Рота стояла и слушала.
— Наши стояли тут четыре месяца. С августа по декабрь. Оборонялись в горах, зимой, в летнем обмундировании, потому что зимнее не подвезли. Патроны кончились — бросали камни. Правда бросали, это не легенда, это в донесениях написано.
— Сколько их было? — спросил Мятлев.
— Тысяч шесть. Турок тридцать.
— Отбились?
— Отбились, — сказал я. — Только потери у них были такие, что даже неудобно говорить. Из четырёх с лишним тысяч убитых и умерших девять из десяти — от холода.
Рота молчала. Я и сам, честно говоря, помнил из школьного курса только «на Шипке всё спокойно», и это была насмешка, а не сводка, потому что «спокойно» писали в те дни, когда замерзало по двести человек. Не нравится мне традиция не расстраивать начальство.
Памятник стоял в стороне, на вершине — каменная башня, огромная, с бронзовым львом. Мы поднялись к нему по лестнице.
Внутри башни лежали кости. Саркофаг, а в нём — останки тех, кого собрали на перевале. На стенах — плиты, а на плитах имена.
Русские имена.
Рота вошла и остановилась. Шабанов, шедший первым, вдруг снял шапку. За ним снял Мятлев. Потом остальные, вразнобой, кто быстрее, кто медленнее, и через несколько секунд вся рота стояла с непокрытыми головами.
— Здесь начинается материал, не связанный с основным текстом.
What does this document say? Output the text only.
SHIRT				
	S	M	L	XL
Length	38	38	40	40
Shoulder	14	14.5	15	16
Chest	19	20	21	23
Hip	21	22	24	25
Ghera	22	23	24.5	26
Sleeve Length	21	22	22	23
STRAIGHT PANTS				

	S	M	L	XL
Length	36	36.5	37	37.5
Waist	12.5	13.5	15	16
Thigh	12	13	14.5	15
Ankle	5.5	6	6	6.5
Гацоев встал смирно. Сам. Никто не командовал. Никто не произносил речей. Постояли минуты три и вышли.
На воздухе Калюжный закурил и сказал, глядя вниз, в долину:
— Васько.
— Ну.
— Их сюда за тем же прислали, шо и нас?
— За тем же.
— И они тут полегли.
— Полегли.
— А болгары нас через шестьдесят семь лет вином поят, — сказал он. — Выходит, не зря.
Он затянулся.
— Слухай, — сказал он вдруг совсем другим голосом. — А через шестьдесят семь лет от нас — це який год буде?
Я посчитал.
— Двенадцатый, — сказал я. — Две тысячи двенадцатый.
— Ох ты, — Калюжный присвистнул. — Це ж сколько! И шо, будут помнить?
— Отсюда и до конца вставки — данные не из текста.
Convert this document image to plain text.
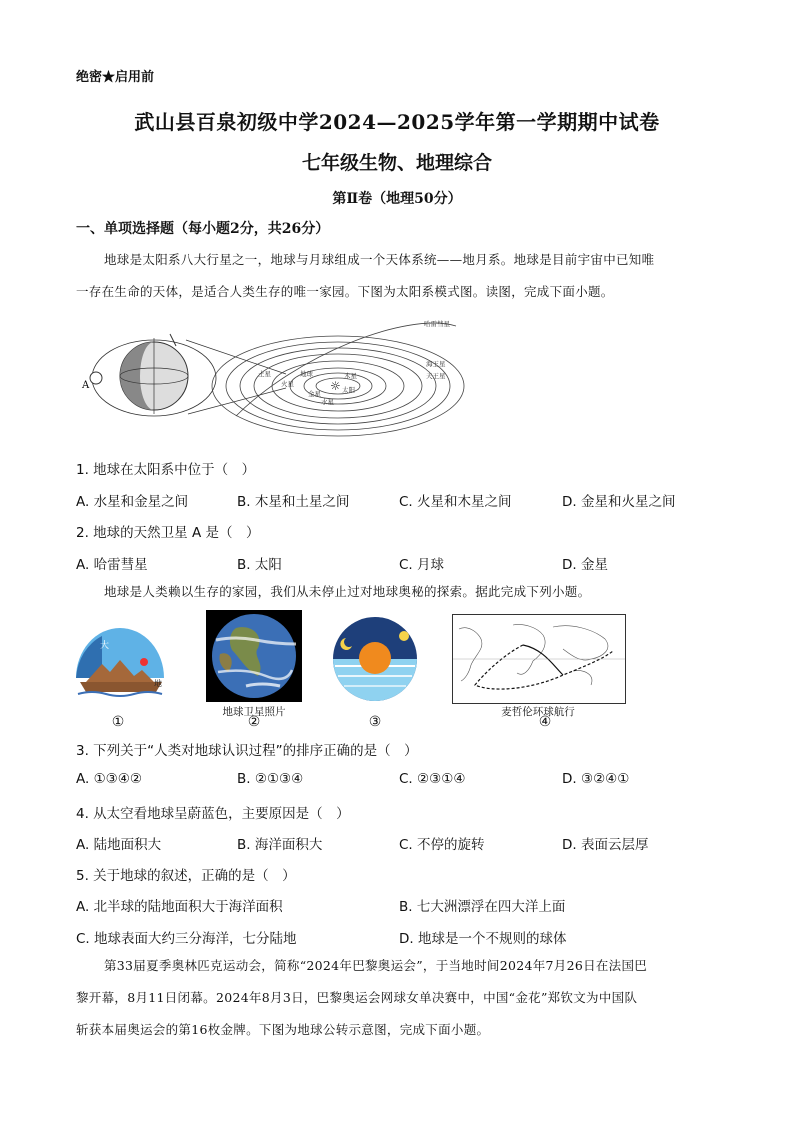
绝密★启用前
武山县百泉初级中学2024—2025学年第一学期期中试卷
七年级生物、地理综合
第Ⅱ卷（地理50分）
一、单项选择题（每小题2分，共26分）
地球是太阳系八大行星之一，地球与月球组成一个天体系统——地月系。地球是目前宇宙中已知唯
一存在生命的天体，是适合人类生存的唯一家园。下图为太阳系模式图。读图，完成下面小题。
A	☼
哈雷彗星
海王星
天王星
土星	木星
火星
地球
金星
水星
太阳
1. 地球在太阳系中位于（　）
A. 水星和金星之间	B. 木星和土星之间	C. 火星和木星之间	D. 金星和火星之间
2. 地球的天然卫星 A 是（　）
A. 哈雷彗星	B. 太阳	C. 月球	D. 金星
地球是人类赖以生存的家园，我们从未停止过对地球奥秘的探索。据此完成下列小题。
大
地
①
地球卫星照片
②	③
麦哲伦环球航行
④
3. 下列关于“人类对地球认识过程”的排序正确的是（　）
A. ①③④②	B. ②①③④	C. ②③①④	D. ③②④①
4. 从太空看地球呈蔚蓝色，主要原因是（　）
A. 陆地面积大	B. 海洋面积大	C. 不停的旋转	D. 表面云层厚
5. 关于地球的叙述，正确的是（　）
A. 北半球的陆地面积大于海洋面积	B. 七大洲漂浮在四大洋上面
C. 地球表面大约三分海洋，七分陆地	D. 地球是一个不规则的球体
第33届夏季奥林匹克运动会，简称“2024年巴黎奥运会”，于当地时间2024年7月26日在法国巴
黎开幕，8月11日闭幕。2024年8月3日，巴黎奥运会网球女单决赛中，中国“金花”郑钦文为中国队
斩获本届奥运会的第16枚金牌。下图为地球公转示意图，完成下面小题。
Я стоял и смотрел на башню с бронзовым львом.
— Будут, — ответил я. — Некоторые будут.
Спускались с перевала под вечер. Лунарь весь спуск шёл рядом со мной и молчал, а молчащий Лунарь — это признак того, что человек что-то обдумывает.
— Ну говори, — сказал я наконец.
— Вот эти все башни, крепости, — он неопределённо махнул рукой назад, на Шипку. — Их же кто-то строил. Каменщики какие-нибудь. И они, поди, думали, что оно навсегда.
— Думали.
— А оно вон как вышло: мы тут ходим, шапки снимаем, а тех каменщиков никто и по имени не знает.
Он помолчал.
— Я вот думаю, — сказал Лунарь. — Может, зря я всю жизнь по чужим окнам лазал. Может, надо было чего-нибудь строить.
— Так построишь ещё.
— Да куда мне, — он засмеялся. — Я, товарищ капитан, ничего не умею, кроме как замки открывать.
— Значит, будешь замки делать. Раз ты их так хорошо открываешь, ты и запирать должен уметь лучше всех.
Лунарь остановился посреди дороги.
— А ведь верно, — удивился он. — Вот же ж! А я и не подумал.